Working the Copilot CLI requires a PAT token which is saved within the atmosphere secrets and techniques for our repo. To ensure this doesn’t leak, every run requires maintainer approval—besides the automated weekly run which solely runs on the `foremost` department of our repo.
What we discovered: Bugs that matter
Since implementing this technique, now we have run over 200 “artificial consumer” periods. The agent recognized 18 distinct points together with some severe atmosphere points and different documentation points like these. Fixing them improved the docs for everybody, not simply the bot.
- Implicit dependencies: In a single tutorial, we instructed customers to create a tunnel to a service. The agent ran the command, after which—following the subsequent instruction—killed the method to run the subsequent command.
The repair: We realized we hadn’t advised the consumer to maintain that terminal open. We added a warning: “This command blocks. Open a brand new terminal for subsequent steps.” - Lacking verification steps: We wrote: “Confirm the question is operating.” The agent received caught: “How, precisely?”
The repair: We changed the imprecise instruction with an specific command: `drasi wait -f question.yaml`. - Format drift: Our CLI output had developed. New columns had been added; older fields had been deprecated. The documentation screenshots nonetheless confirmed the 2024 model of the interface. A human tester would possibly gloss over this (“it seems principally proper”). The agent flagged each mismatch, forcing us to maintain our examples updated.

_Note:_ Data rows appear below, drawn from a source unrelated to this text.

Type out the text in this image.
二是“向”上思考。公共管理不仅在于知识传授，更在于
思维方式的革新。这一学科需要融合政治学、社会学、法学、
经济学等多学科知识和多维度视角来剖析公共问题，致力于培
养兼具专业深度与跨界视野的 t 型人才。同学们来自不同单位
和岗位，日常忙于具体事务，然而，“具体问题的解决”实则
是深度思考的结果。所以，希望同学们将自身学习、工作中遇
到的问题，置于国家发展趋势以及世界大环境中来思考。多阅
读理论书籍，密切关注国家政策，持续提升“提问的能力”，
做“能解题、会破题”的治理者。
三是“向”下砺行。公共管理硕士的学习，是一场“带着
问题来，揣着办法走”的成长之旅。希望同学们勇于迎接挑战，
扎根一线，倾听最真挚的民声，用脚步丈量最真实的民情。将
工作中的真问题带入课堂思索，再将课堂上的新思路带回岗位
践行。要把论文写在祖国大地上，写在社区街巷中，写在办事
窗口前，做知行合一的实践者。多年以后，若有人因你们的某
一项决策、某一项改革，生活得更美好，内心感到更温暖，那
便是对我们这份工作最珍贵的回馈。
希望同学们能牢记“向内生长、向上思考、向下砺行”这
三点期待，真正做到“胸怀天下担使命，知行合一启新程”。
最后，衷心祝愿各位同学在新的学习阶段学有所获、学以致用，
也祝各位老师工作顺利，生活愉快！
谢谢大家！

AI as a pressure multiplier
We regularly hear about AI changing people, however on this case, the AI is offering us with a workforce we by no means had.
To duplicate what our system does—operating six tutorials throughout contemporary environments each week—we would want a devoted QA useful resource or a major funds for guide testing. For a four-person workforce, that’s unattainable. By deploying these Artificial Customers, now we have successfully employed a tireless QA engineer who works nights, weekends, and holidays.
Our tutorials at the moment are validated weekly by artificial customers. strive the Getting Began information your self and see the outcomes firsthand. And when you’re going through the identical documentation drift in your personal venture, think about GitHub Copilot CLI not simply as a coding assistant, however as an agent—give it a immediate, a container, and a aim—and let it do the work a human doesn’t have time for.